Disclosure: Barry is a member of the USPSTF.

    Perspective

    I congratulate the USPSTF on their support of the concept of screening for AAA. However, there is still more opportunity for improving the health of our patients by identifying aortic aneurysms well before they rupture or become problematic in a patient’s general medical condition. Since abdominal ultrasound has no real risk, the screening procedure offers only an advantage of discovering an aneurysm early. The broad studies that are used for a basis for the USPSTF decision are related potentially to the overtreatment of some aneurysms that don’t really need to be treated.

    I suppose these recommendations will have an impact on primary care physicians and maybe cardiologists. In particular, the American College of Cardiology and American Heart Association recommend a one-time screening for men who’ve smoked or have had family members with AAA and do not recommend screening in women. This draft wouldn’t change what primary care physicians are doing because it’s not a substantive adjustment.

    On the other hand, the Society for Vascular Surgery says it’s OK to screen women too. I hope this change draws attention to that difference. One reason people recommend against screening women is because of the complications that can occur with treatment. The negative outcomes seem to occur more often in women than they do in men. One could argue that this difference is related to using oversized devices. New devices can improve the outcomes for women, particularly when working with smaller anatomy. Moreover, we should still screen women.

    The screening process does not harm patients, but, instead, damage can potentially occur when we intervene too soon. Interestingly, the task force based its recommendations on studies such as PIVOTAL and CAESAR. PIVOTAL was stopped for futility. CAESAR was completed, and there were some subtle improvements in outcomes in small aneurysms. We tend to treat aneurysms at smaller diameters in the U.S.

    Additionally, in The New England Journal of Medicine (Karthikesalingam A, et al. N Engl J Med. 2016;doi:10.1056/NEJMoa1600931), the overall per-capita mortality related to aneurysm disease is higher in England than it is in the U.S. Ultimately, we probably treat them a little bit earlier here than they do in their National Health Service system.
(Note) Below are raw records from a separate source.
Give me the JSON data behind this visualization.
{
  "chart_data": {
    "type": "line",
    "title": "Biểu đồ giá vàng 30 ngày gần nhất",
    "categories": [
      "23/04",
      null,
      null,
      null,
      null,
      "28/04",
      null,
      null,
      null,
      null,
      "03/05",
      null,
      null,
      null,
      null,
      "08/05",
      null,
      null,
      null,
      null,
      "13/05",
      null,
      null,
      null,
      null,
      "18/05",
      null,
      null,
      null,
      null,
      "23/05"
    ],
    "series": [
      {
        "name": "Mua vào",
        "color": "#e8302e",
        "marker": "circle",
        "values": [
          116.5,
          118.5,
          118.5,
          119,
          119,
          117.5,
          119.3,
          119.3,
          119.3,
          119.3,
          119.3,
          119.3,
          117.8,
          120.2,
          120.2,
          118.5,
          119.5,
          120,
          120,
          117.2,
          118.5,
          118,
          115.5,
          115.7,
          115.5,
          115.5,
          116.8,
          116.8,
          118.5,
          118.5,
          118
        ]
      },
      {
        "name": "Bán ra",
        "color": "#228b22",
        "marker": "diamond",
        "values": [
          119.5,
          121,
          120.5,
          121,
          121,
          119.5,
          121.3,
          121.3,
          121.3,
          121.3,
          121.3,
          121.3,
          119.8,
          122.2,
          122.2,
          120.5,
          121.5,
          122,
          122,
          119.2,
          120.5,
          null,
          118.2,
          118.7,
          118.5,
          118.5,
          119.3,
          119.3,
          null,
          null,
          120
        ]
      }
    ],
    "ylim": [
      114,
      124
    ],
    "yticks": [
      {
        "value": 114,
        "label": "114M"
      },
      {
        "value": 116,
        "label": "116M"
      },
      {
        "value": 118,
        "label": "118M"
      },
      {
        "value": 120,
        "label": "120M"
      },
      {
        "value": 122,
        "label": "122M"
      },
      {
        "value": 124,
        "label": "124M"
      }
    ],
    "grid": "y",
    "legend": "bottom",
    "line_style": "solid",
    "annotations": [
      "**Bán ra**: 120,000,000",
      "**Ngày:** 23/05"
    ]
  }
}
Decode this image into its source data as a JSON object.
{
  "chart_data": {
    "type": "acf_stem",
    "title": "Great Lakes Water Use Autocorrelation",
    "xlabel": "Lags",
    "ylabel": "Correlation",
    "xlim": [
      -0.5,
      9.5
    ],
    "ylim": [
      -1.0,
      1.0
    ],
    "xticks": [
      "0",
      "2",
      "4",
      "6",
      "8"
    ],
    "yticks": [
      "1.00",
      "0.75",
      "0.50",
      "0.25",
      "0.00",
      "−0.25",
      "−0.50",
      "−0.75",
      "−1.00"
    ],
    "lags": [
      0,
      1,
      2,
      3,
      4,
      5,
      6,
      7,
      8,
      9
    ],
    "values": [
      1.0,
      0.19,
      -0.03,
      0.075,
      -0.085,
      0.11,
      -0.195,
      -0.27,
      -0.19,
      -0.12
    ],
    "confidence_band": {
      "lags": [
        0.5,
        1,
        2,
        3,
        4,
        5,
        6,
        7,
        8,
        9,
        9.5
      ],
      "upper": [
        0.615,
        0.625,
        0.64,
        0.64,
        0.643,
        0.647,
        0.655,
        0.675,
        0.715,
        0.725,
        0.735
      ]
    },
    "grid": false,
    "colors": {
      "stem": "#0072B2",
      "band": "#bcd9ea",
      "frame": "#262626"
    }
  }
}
    The vascular surgery community tends to be more aggressive towards screening to also include women, particularly smokers. We too often deal with the complicated care of a ruptured AAA and welcome earlier diagnosis and treatment. Screening is perfectly acceptable. I would embrace more aggressive screening as long as one remains careful with that knowledge and the practice does not lead to overtreatment, because that may cause negative outcomes.

    • William D. Jordan, Jr., MD
    • Professor of Surgery
      Chief, Division of Vascular Surgery and Endovascular Therapy
      Emory University School of Medicine
      Director, Vascular Surgery Service
      Emory Healthcare

    Disclosures: Jordan reports his institution is paid for his treatment of patients with aneurysms.